Recently, there has been a growing interest in replacing synthetic diabetic drugs with natural antioxidants from plant materials.29 Phytochemicals with antioxidant effects include cinnamic acids, coumarins, diterpenes, flavonoids, lignans, monoterpenes, phenylpropanoids, tannins, and triterpenes.30 Wang et al.31 demonstrated that oleanolic acid (0.1 and 0.2%) and ursolic acid (0.1 and 0.2%) markedly suppressed renal aldose reductase activity and enhanced glyoxalase I activity, which contributed to decrease renal advanced glycation end products formation and improvedd renal functions. The impact of these two triterpenes on mRNA expression of renal aldose reductase and glyoxalase I revealed that the effects of these agents occurred at the transcription level. Low-dose ursolic acid (0.01% in food) administration in STZ-induced diabetic mice for three months, glomerular hypertrophy and type IV collagen accumulation in the kidneys were found to be markedly ameliorated.32 In a 16-week study on rats with STZ-induced diabetes, ursolic acid treatment prevented biochemical and histopathologic changes in the kidneys associated with diabetes such as alterations in renal function and increases in oxidative stress, NF-kB activity, and P-selectin expression in the kidneys.33 In our study, we found that ursolic acid regulated all of the alterations of oxidative stress parameters in diabetes. Ursolic acid treatment was found to significantly decrease GR enzyme activities and MDA levels and significantly increase GSH levels and CAT, SOD, and GSH-Px enzyme activities in diabetic rats.
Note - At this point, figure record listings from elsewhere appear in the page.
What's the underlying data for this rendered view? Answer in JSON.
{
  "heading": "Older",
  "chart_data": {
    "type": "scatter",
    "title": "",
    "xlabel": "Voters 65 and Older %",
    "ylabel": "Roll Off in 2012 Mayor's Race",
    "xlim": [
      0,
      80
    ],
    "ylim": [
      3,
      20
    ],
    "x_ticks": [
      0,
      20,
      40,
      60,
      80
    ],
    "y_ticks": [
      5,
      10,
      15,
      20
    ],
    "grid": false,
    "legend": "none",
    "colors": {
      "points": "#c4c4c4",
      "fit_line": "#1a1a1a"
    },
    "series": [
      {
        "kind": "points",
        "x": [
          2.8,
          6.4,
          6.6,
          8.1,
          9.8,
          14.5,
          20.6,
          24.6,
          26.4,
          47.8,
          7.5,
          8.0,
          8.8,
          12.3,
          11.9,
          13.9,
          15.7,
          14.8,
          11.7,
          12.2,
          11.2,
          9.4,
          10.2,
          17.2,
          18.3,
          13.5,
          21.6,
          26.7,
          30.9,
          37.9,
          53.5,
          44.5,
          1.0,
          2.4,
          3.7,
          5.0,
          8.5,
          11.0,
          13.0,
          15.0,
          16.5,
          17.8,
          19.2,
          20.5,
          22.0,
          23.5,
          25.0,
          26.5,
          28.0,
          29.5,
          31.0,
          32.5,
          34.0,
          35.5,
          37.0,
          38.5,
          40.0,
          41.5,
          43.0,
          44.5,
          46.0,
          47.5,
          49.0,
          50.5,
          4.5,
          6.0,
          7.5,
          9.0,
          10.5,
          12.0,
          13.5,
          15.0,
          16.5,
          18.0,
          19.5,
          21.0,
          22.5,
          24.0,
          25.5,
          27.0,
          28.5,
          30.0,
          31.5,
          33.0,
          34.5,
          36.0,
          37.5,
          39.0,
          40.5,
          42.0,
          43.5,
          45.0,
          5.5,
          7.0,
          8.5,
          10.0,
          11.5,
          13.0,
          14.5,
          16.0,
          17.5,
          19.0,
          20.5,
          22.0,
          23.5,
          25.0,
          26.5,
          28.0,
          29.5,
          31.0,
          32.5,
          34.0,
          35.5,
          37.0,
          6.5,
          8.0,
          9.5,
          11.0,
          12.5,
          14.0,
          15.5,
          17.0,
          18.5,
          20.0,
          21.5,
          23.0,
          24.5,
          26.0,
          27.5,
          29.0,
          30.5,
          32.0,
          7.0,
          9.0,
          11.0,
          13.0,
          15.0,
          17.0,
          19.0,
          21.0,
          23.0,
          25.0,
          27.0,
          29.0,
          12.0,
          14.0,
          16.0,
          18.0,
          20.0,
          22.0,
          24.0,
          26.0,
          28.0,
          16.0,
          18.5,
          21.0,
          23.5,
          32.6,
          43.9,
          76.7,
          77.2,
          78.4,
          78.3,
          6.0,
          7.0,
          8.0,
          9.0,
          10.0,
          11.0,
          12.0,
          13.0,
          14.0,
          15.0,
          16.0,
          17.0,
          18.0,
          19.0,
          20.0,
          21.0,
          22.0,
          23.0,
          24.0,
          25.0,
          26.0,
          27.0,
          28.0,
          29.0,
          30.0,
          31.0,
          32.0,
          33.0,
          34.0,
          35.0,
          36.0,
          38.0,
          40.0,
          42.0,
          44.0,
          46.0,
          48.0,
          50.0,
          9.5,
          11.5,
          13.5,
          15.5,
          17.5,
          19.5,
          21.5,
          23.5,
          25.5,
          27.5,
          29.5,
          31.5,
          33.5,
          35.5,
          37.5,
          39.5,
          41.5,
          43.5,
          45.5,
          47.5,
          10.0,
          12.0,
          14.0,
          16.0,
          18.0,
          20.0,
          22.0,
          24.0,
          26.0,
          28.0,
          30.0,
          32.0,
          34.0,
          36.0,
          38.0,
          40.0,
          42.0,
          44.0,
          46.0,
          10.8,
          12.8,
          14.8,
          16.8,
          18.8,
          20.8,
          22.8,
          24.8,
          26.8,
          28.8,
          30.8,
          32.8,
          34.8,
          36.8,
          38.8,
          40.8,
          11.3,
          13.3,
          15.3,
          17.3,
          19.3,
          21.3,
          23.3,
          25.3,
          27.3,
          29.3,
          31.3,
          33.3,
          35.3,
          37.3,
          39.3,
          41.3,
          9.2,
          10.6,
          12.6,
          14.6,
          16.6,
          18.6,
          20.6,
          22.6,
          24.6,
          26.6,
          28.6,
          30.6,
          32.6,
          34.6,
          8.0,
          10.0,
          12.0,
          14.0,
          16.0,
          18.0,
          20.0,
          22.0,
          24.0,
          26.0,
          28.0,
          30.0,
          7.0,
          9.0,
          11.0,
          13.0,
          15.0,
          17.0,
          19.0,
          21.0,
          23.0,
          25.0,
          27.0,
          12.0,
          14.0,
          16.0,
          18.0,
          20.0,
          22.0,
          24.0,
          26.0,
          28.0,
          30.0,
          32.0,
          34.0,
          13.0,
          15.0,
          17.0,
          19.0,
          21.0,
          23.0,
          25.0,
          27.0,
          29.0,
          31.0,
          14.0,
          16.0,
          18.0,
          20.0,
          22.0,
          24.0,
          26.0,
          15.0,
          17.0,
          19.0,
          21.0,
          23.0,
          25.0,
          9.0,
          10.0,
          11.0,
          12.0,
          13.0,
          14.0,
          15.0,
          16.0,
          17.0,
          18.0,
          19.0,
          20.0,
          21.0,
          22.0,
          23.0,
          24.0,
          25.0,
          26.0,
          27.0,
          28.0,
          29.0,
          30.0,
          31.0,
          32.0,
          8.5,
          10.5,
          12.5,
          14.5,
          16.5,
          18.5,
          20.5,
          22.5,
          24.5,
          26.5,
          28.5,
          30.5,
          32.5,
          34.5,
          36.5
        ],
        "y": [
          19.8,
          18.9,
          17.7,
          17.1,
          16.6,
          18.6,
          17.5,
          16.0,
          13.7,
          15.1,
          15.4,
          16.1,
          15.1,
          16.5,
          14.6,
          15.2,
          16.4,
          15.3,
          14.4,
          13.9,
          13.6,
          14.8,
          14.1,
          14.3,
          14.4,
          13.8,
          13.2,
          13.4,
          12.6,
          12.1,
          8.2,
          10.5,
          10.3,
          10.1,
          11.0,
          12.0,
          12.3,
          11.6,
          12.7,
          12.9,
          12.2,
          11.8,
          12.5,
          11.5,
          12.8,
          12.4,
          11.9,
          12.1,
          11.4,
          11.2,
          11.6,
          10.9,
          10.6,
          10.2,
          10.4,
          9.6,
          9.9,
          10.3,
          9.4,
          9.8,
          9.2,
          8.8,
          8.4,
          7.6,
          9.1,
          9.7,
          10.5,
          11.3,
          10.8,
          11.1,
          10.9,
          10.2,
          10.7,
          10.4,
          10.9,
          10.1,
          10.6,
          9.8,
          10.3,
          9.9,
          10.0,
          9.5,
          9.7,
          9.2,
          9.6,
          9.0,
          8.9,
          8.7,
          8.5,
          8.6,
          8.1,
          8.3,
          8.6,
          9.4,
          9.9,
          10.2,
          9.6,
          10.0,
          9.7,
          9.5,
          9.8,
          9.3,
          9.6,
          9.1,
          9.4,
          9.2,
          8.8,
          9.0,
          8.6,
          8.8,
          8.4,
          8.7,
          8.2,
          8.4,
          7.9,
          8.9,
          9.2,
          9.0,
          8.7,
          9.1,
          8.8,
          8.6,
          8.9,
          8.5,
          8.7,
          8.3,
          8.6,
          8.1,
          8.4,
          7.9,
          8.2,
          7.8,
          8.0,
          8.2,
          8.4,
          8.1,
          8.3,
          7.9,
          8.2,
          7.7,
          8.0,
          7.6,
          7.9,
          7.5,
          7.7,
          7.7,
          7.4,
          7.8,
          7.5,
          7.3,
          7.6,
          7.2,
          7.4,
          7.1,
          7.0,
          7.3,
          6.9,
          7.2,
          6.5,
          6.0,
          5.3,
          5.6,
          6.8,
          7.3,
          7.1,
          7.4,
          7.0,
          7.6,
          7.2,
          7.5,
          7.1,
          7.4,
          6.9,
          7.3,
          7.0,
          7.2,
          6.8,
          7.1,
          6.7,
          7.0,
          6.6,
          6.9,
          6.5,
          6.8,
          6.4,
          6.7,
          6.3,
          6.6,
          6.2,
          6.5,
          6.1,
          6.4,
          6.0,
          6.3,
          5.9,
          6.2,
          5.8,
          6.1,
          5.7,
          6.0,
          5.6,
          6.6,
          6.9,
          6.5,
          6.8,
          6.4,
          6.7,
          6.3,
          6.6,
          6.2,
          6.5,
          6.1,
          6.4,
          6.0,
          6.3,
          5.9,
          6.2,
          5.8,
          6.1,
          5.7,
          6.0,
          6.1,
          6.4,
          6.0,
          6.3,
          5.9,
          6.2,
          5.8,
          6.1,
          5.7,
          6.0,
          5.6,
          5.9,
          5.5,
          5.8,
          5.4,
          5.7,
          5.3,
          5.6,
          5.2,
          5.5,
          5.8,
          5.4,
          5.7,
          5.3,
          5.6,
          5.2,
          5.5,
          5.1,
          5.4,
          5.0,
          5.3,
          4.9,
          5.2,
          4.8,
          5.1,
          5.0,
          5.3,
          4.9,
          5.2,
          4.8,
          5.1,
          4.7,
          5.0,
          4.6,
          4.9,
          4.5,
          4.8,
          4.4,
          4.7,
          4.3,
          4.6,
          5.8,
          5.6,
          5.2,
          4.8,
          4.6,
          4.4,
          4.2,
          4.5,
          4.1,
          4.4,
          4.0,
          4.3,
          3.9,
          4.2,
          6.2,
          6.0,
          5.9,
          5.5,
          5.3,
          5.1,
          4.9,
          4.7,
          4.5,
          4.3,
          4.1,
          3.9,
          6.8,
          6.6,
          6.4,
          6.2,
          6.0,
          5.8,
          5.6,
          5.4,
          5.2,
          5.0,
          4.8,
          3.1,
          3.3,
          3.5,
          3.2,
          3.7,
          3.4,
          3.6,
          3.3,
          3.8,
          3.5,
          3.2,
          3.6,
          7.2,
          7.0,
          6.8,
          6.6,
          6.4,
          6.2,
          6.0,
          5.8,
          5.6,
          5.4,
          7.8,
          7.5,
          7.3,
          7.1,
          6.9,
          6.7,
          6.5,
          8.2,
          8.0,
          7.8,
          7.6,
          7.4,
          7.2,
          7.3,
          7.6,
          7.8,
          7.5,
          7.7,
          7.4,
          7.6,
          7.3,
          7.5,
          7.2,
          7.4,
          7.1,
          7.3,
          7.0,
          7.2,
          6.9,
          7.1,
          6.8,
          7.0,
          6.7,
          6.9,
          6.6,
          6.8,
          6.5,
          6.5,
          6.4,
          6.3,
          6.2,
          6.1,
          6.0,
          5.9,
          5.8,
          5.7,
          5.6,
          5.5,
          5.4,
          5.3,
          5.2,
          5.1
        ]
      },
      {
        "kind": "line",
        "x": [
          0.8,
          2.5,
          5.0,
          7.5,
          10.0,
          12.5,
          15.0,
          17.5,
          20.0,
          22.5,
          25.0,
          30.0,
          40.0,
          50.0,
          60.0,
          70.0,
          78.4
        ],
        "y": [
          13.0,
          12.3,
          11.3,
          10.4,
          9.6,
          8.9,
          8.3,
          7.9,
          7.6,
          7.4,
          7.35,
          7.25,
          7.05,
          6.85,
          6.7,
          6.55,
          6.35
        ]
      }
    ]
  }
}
Kushwaha et al.34 determined the DNA damage in lung, liver, aorta, heart, kidney, pancreas, and blood samples of experimentally-induced diabetic rats using comet and endonuclease III and formamidopyrimidine (fpg) modified comet assays. The authors found that DNA damage was significantly greater in the diabetic group compared with the non-diabetic group. In our previous study with ursolic acid, we reported the antigenotoxic effect of this phytochemical against hydrogen peroxide induced oxidative DNA damage in the human lymphocytes and Chinese hamster fibroblast cells.35 In the present study, DNA damage in diabetic rats was found to be greater compared with the sham group. Ursolic acid treatment was found to significantly decrease oxidative DNA damage in diabetic rats.


Our results are in accordance with previous reports about diabetes, its complications and the effects of natural antioxidants against diabetes. We conclude that ursolic acid treatment may be preventive against diabetes and its effects. Nevertheless, further in vitro and in vivo studies are needed to elucidate their efficacy, mechanism, and toxicity on diabetes treatment.


This work was supported by the Scientific and Technological Research Council of Turkey (Grant number: 114S919).

Conflict of Interest: No conflict of interest was declared by the authors.